As a child, I had medium length natural hair that could pack a bun and the puff from that bun was so full like stacks of cotton wool. My auntie had difficulty holding my hair when weaving because it was a bit silky and will always slip from her hand. She would leave me to my mum to plait my hair whose grip was unimaginably painful so I cut my hair because of the pain. Growing my hair since that time has been a lot of money, time and energy especially since I started applying creme at age eight. At some point my hair will see the light and I will know there is hope only for it to die again. University came and hair extensions seemed to be a way out but, what was the real me without the extensions and all? Apart from character, attitude that makes up one’s beauty my hair contributes to my outward appearance. Thus the inner desire for great hair stirred up in me. This desire consumed me when I met a secondary school friend in my second year at school. Aretha was on transfer from Caleb and we were happy to meet again. She had black-brown hair judging from the time I saw her I hair was shoulder length back then but now, it was way past her waist( I will call that butt length) and still growing. She will taunt me on a regular, “why can’t you be like me and border less with all these weaves, at least once in a while” and I will eye her hair with envy. I pray for long hair and all my friend can do is pack a boring bun (very annoying). There is so much fun things to do with a hair of almost thirty inches. I started searching so I went on YouTube with a different intent and was amazed what I saw black ladies with natural hair, so long. I watched and on mindless of my data connection. I began to analyse the downfall of my hair and came to conclusion that the genesis of MY HAIR was creme. I say my hair because it did not thrive well with relaxer but works well for my dear friend I spoke of earlier. Over the years my hair became scanty and lifeless. I had cooked my scalp enough with chemicals so I needed change. There was enough proof a lot of damage had been done beyond what I could see so I took the bold step and cut down the weed from my head to grow fresh healthy hair. They enemy that obstructed healthy growth of my hair was RELAXER.

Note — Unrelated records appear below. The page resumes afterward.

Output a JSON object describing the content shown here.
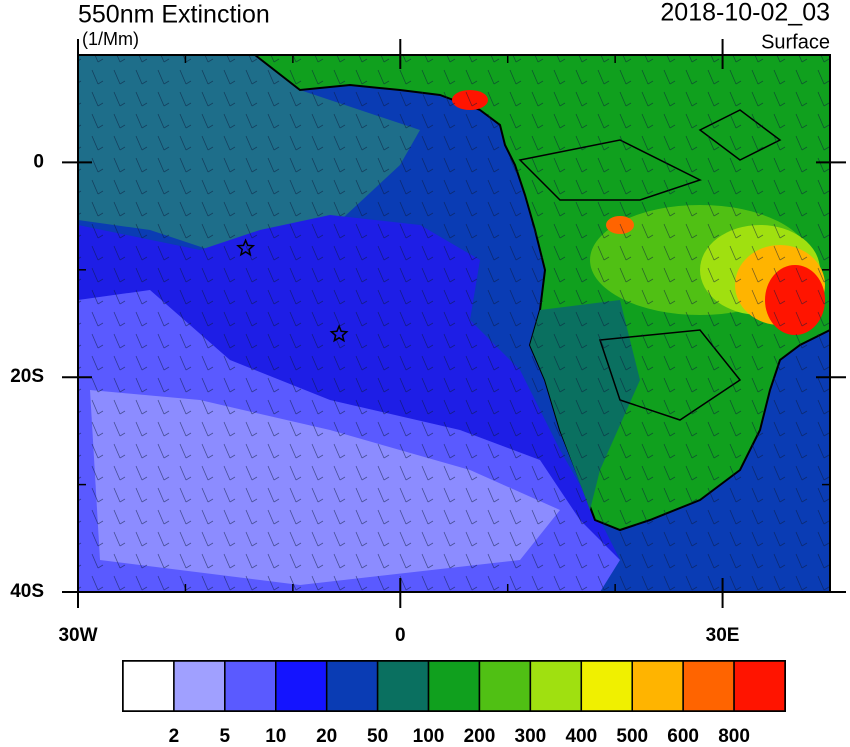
{
  "map": {
    "title": "550nm Extinction",
    "units": "(1/Mm)",
    "time": "2018-10-02_03",
    "level": "Surface",
    "xlim": [
      -30,
      40
    ],
    "ylim": [
      -40,
      10
    ],
    "xticks": [
      {
        "value": -30,
        "label": "30W"
      },
      0,
      {
        "value": 30,
        "label": "30E"
      }
    ],
    "yticks": [
      0,
      {
        "value": -20,
        "label": "20S"
      },
      {
        "value": -40,
        "label": "40S"
      }
    ],
    "xminor": [
      -20,
      -10,
      10,
      20,
      40
    ],
    "yminor": [
      10,
      -10,
      -30
    ],
    "colorbar": {
      "levels": [
        2,
        5,
        10,
        20,
        50,
        100,
        200,
        300,
        400,
        500,
        600,
        800
      ],
      "colors": [
        "#ffffff",
        "#a0a0ff",
        "#5a5aff",
        "#1414ff",
        "#0a3cb4",
        "#0a7060",
        "#10a01e",
        "#50c014",
        "#a0e010",
        "#f0f000",
        "#ffb400",
        "#ff6400",
        "#ff1400"
      ]
    },
    "markers": [
      {
        "lon": -14.4,
        "lat": -8.0
      },
      {
        "lon": -5.7,
        "lat": -16.0
      }
    ]
  }
}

Finally, I have embraced the natural curls mama gave me and I am still knowing my hair, the do’s and don’ts. I am African and my hair(and skin) is what tells that. Do not get me wrong, I ain’t being discriminate about textures but we need to know that the things we think favour us most are our greatest enemy. In the long or short run, creme damages the hair resulting to multi-problems of which baldness is a part of it. My hair journey has made me learn a lot too of which are good diet and patience. Some people may spend a lot on products to grow their hair yet no results. The truth is what you put into your body is as important as what you use on your hair. I do not mean use cheap products. You may use cheap products but ensure they are good to avoid hair damage. Eat healthily and drink lots of water (which is very important to transport nutrients to your scalp). Exercise patience because it takes a some good time to grow natural hair but not for every one. It can take few persons a year or two. So my dear ladies know what is best for your hair and apply it.